Far too many people quit their jobs in frustration, only to find similar (or worse) conditions in their next positions. If you find yourself having thoughts of quitting your job, you’ll make a far better decision for yourself if you analyze your situation calmly and rationally.
1. Never quit in a moment of emotion.
Most people have several moments when they feel like quitting their jobs. Most of the time, the feeling passes. If you experience these moments, give yourself a couple of weeks before quitting your job – if the feeling doesn’t lift, then it’s something you can take seriously. However, you shouldn’t make a major decision which you can’t reverse later on in the heat of the moment. Always remember: it’s easy to reverse a decision not to quit, but close to impossible to reverse a resignation once you’ve given it.
2. Think of the benefits of your job that you may not get somewhere else.
Perhaps your employer gives you an enormous amount of flex time that you won’t easily find elsewhere. Maybe you have a fantastically short commute that you really value. Maybe you get to do work that you love in a way that’s hard to find. You need to figure out what’s important to you and weigh that against what’s frustrating you. Maybe quitting your job would be the right decision but make sure that you’ve weighed all the pros and cons before you do. If possible, talk to your boss about your frustrations. You may find that things can change.
3. Be realistic about what will happen after you quit.
If you don’t have another job lined up, how long will your savings last you? In this market, some people are going unemployed for a year or more, so before quitting your job without another job offer, you need to have a long-term plan.
4. Never quit just to “show them.”
Often a desire to quit in frustration really stems from feeling powerless. The employer-employee relationship has such a slanted power dynamic that when your job or manager is making you unhappy, sometimes it can feel like your only way to regain power is to quit and then, that’ll show them. But this is rarely satisfying. Your employer may be surprised at first, but people leave jobs all the time-they’ll quickly get over it. And you don’t want to be jobless just to make a point. If you do end up deciding on quitting your job, you’ll feel a lot better knowing that you thought it through carefully and deliberately before you took the plunge.
3 out of every 10 people are now self-employed, which means that a significant number of people have seen the benefits of quitting their job and working for themselves. However, becoming self-employed is not a decision you should make lightly. Despite all of the positives of quitting your job and working for yourself, you need to have a plan.
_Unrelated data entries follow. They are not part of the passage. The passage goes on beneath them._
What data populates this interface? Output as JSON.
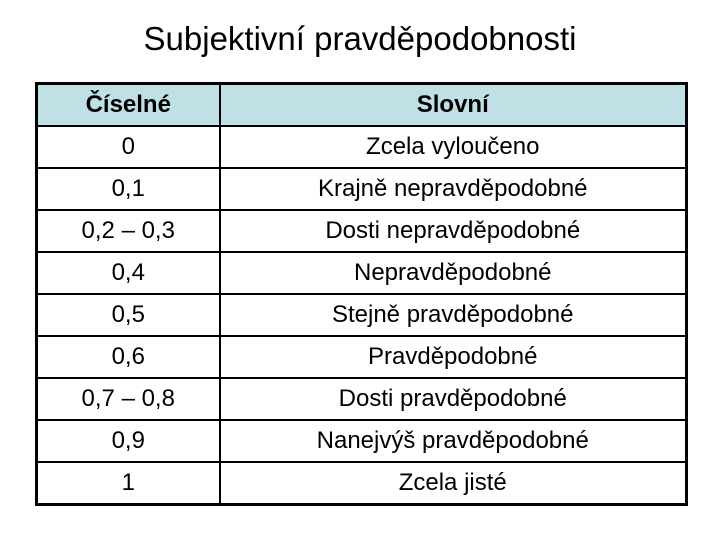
{
  "slide": {
    "title": "Subjektivní pravděpodobnosti",
    "background_color": "#ffffff",
    "text_color": "#000000"
  },
  "table": {
    "header_bg_color": "#bfe0e5",
    "border_color": "#000000",
    "headers": {
      "numeric": "Číselné",
      "verbal": "Slovní"
    },
    "rows": [
      {
        "numeric": "0",
        "verbal": "Zcela vyloučeno"
      },
      {
        "numeric": "0,1",
        "verbal": "Krajně nepravděpodobné"
      },
      {
        "numeric": "0,2 – 0,3",
        "verbal": "Dosti nepravděpodobné"
      },
      {
        "numeric": "0,4",
        "verbal": "Nepravděpodobné"
      },
      {
        "numeric": "0,5",
        "verbal": "Stejně pravděpodobné"
      },
      {
        "numeric": "0,6",
        "verbal": "Pravděpodobné"
      },
      {
        "numeric": "0,7 – 0,8",
        "verbal": "Dosti pravděpodobné"
      },
      {
        "numeric": "0,9",
        "verbal": "Nanejvýš pravděpodobné"
      },
      {
        "numeric": "1",
        "verbal": "Zcela jisté"
      }
    ]
  }
}
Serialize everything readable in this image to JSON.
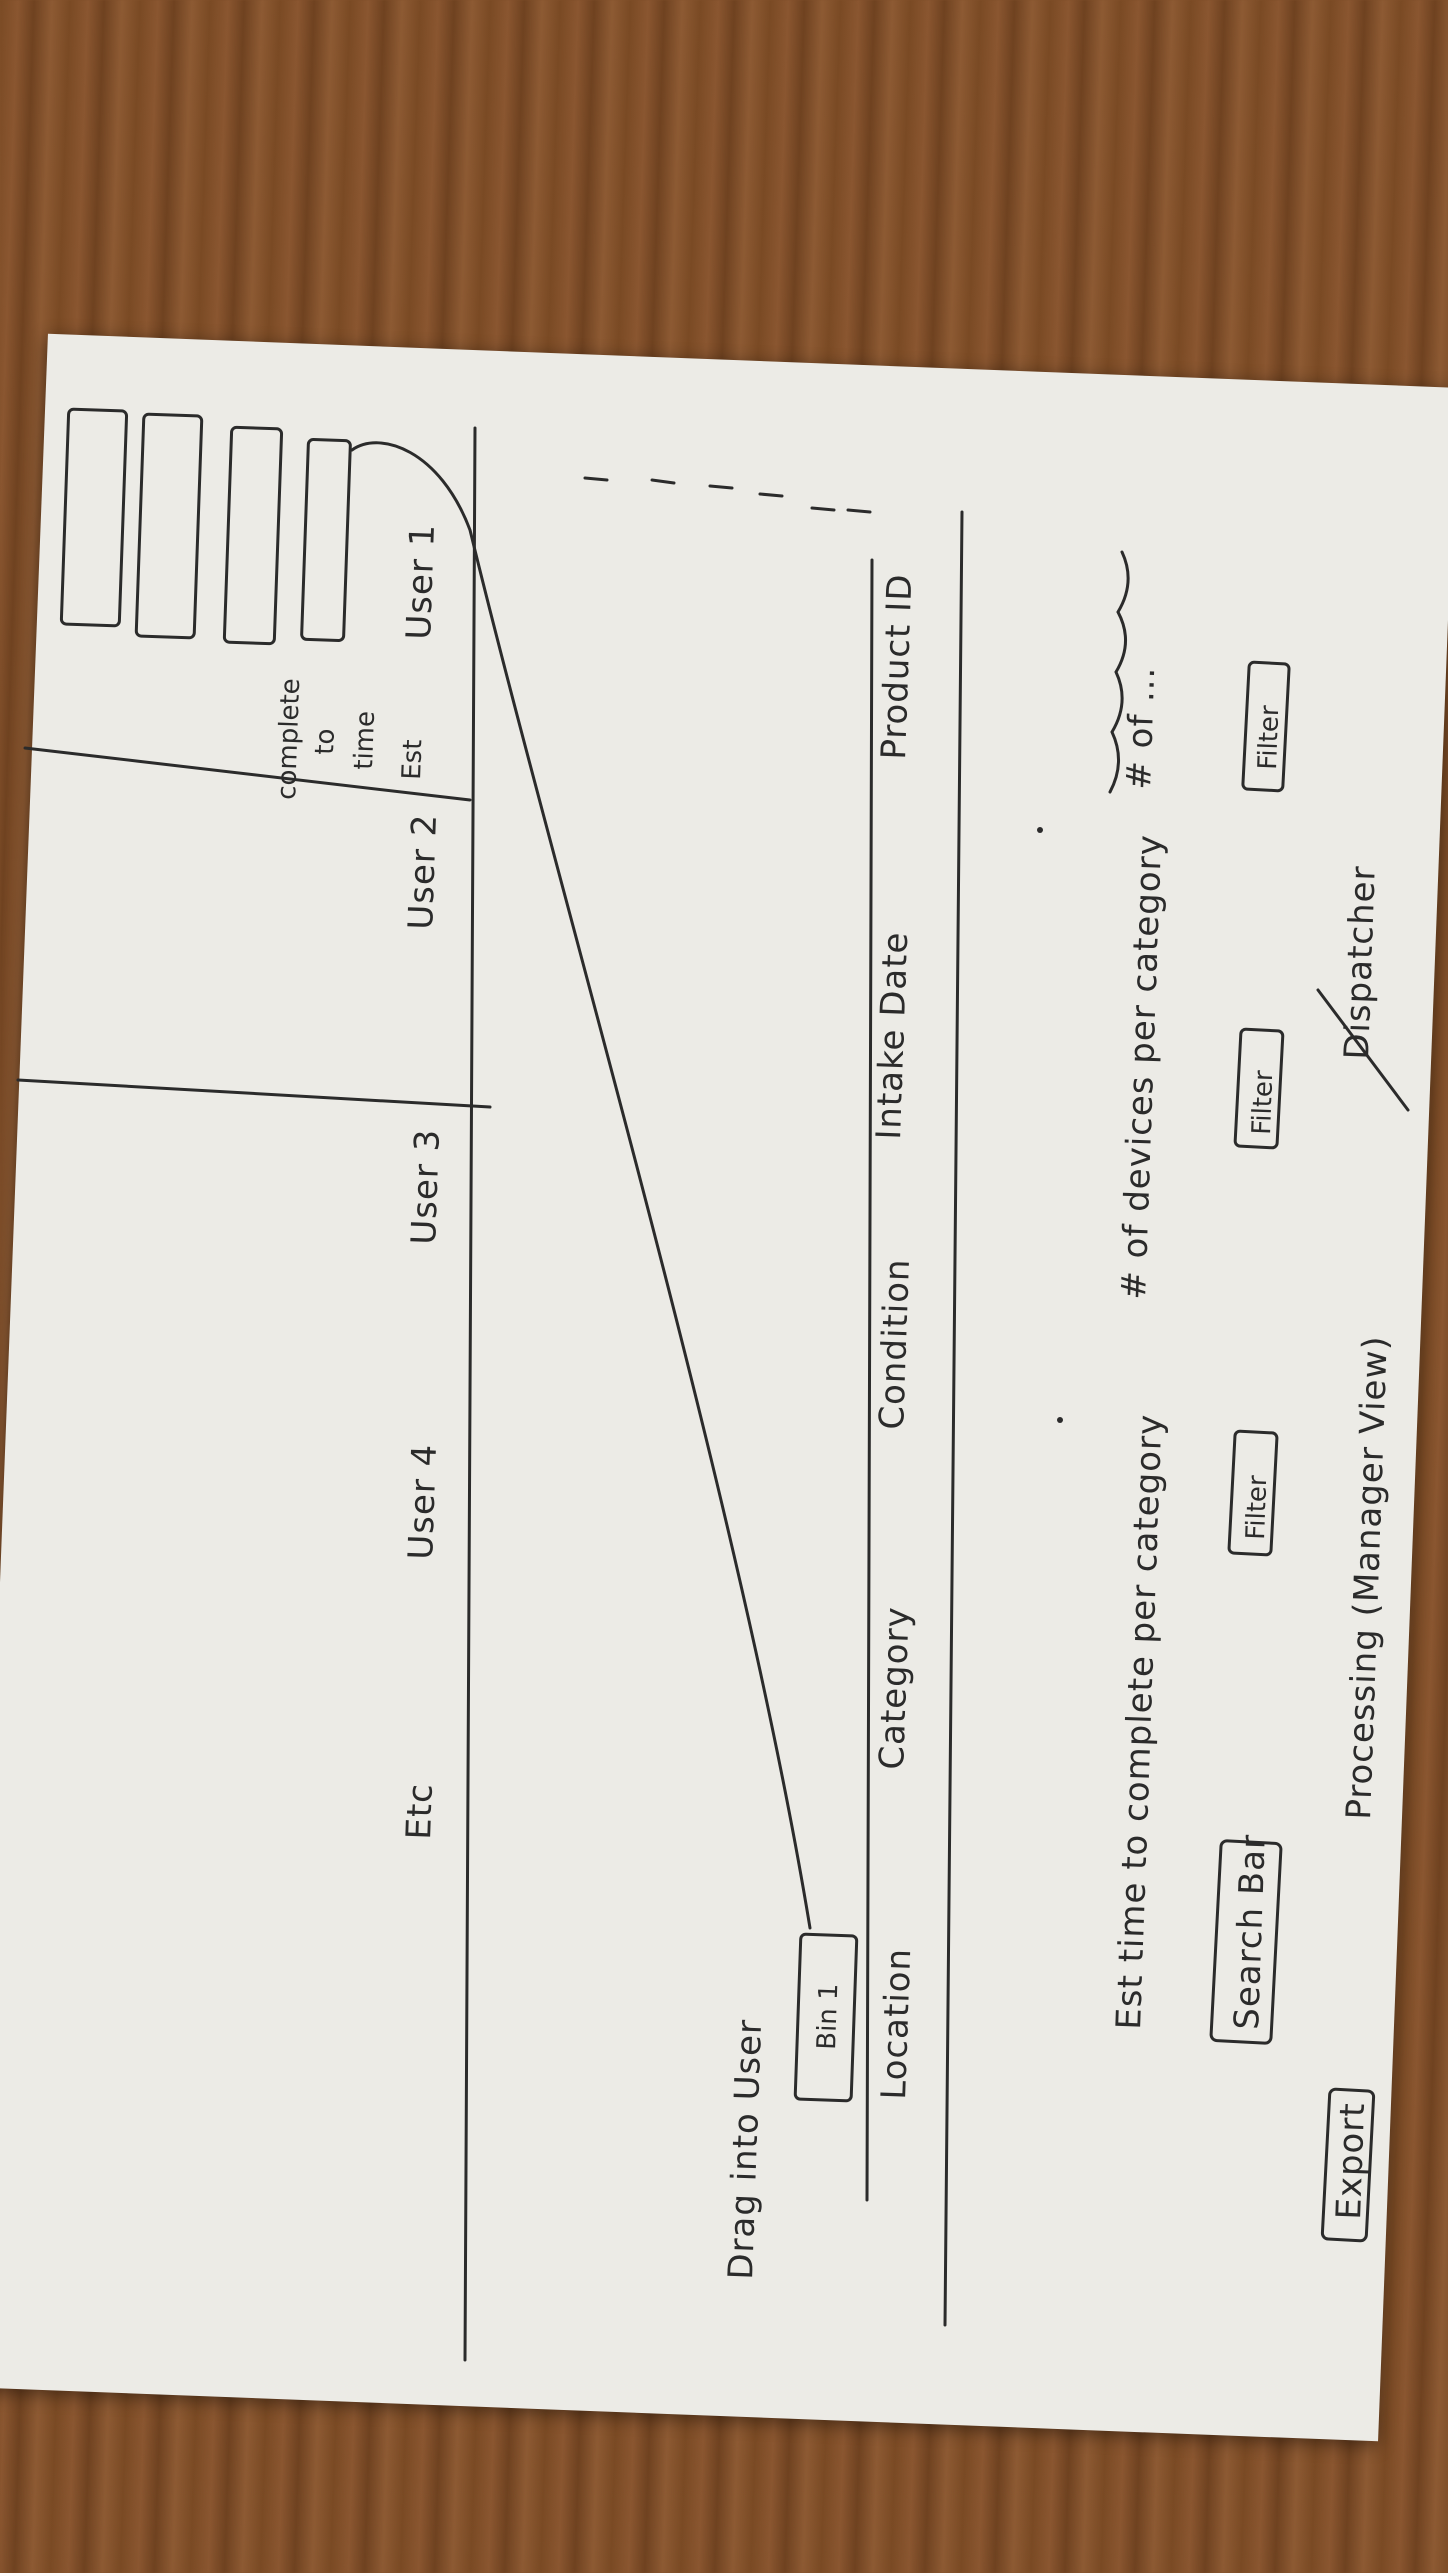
{
  "title": {
    "crossed_word": "Dispatcher",
    "main": "Processing (Manager View)"
  },
  "top_controls": {
    "filters": [
      "Filter",
      "Filter",
      "Filter"
    ],
    "search": "Search Bar",
    "export": "Export"
  },
  "stats": {
    "scribbled": "# of ...",
    "count_per_category": "# of devices per category",
    "est_time": "Est time to complete per category"
  },
  "table_columns": [
    "Product ID",
    "Intake Date",
    "Condition",
    "Category",
    "Location"
  ],
  "card": {
    "label": "Bin 1",
    "note": "Drag into User"
  },
  "users": {
    "columns": [
      "User 1",
      "User 2",
      "User 3",
      "User 4",
      "Etc"
    ],
    "note_lines": [
      "Est",
      "time",
      "to",
      "complete"
    ]
  }
}
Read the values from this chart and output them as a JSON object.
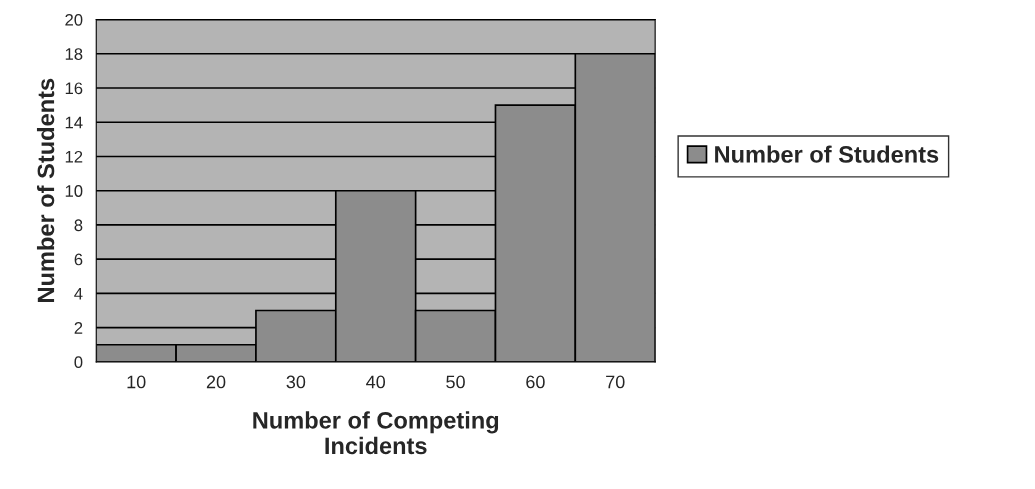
{
  "chart_data": {
    "type": "bar",
    "xlabel": "Number of Competing\nIncidents",
    "ylabel": "Number of Students",
    "categories": [
      "10",
      "20",
      "30",
      "40",
      "50",
      "60",
      "70"
    ],
    "series": [
      {
        "name": "Number of Students",
        "color": "#8c8c8c",
        "values": [
          1,
          1,
          3,
          10,
          3,
          15,
          18
        ]
      }
    ],
    "ylim": [
      0,
      20
    ],
    "yticks": [
      0,
      2,
      4,
      6,
      8,
      10,
      12,
      14,
      16,
      18,
      20
    ],
    "grid": "y",
    "legend": "right"
  }
}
Here are four things you must have in place before quitting your job:
- An Emergency Fund:
As anyone who is self-employed will tell you, the hardest part is not knowing how much money you’re going to make each month. The income is variable, no matter how steady your list of clients is. To take it a step further, it is wise to have separate business and personal emergency funds – preferably in separate savings accounts. You should have a personal emergency fund to cover issues like car repairs and health issues and a business emergency fund to cover you if you lose a client or when a check is late.
- Your type of work:
Most people who wind up tired of their jobs and seeking to quit are most times tired of the rat race, of the commute, and the ungrateful co-workers who take their ideas or talk over them in meetings. While I can completely understand that many work environments are challenging, this is not a good enough reason to just quit. You need to have a solid backup plan – preferably a thriving side business, so that you can immediately leap into self-employment and make an income.
There has been some pretty strong debate in the past over which type of job is more secure: one where you work for yourself, or one where you work your way up in a company with a steady paycheck. Given the ever changing economic climate, many people have found that working for yourself is the only real way to guarantee yourself a job in the future. However, that doesn’t always mean that your income is guaranteed to come on the same day every month. Many people feel safer knowing they are a valued employee at their job and like knowing how much their check will be every month. If this is you, you might want to rethink quitting your job. as self-employment might not be the best fit.
- Your Retirement:
One of the best perks of working for a company is the good retirement package they provide. Sure, not every work place offers something like this, but if yours does, quitting your job could be difficult. Especially when you think of walking away from such a lucrative benefit that gives you free money. A retirement match could be a strong reason to stay, but everyone I know who is self-employed has been able to generate more income than they did at their day job, which means you can invest even more than you did before.
Ultimately, quitting your job is a huge decision – one of the biggest you will ever make. So, even if you are fed up with your work, bored, or just craving the opportunity to make a bigger difference, know that it’s definitely possible to quit and work for yourself, but you absolutely need a plan. Take the time to do it right by saving an emergency fund and researching your insurance and retirement options and you’ll go into the decision much more knowledgeable and ready for your new future. What would need to be on your list before you consider quitting your job? What’s the biggest benefit to being self-employed, in your opinion? What would be the hardest thing for you to give up about your current job?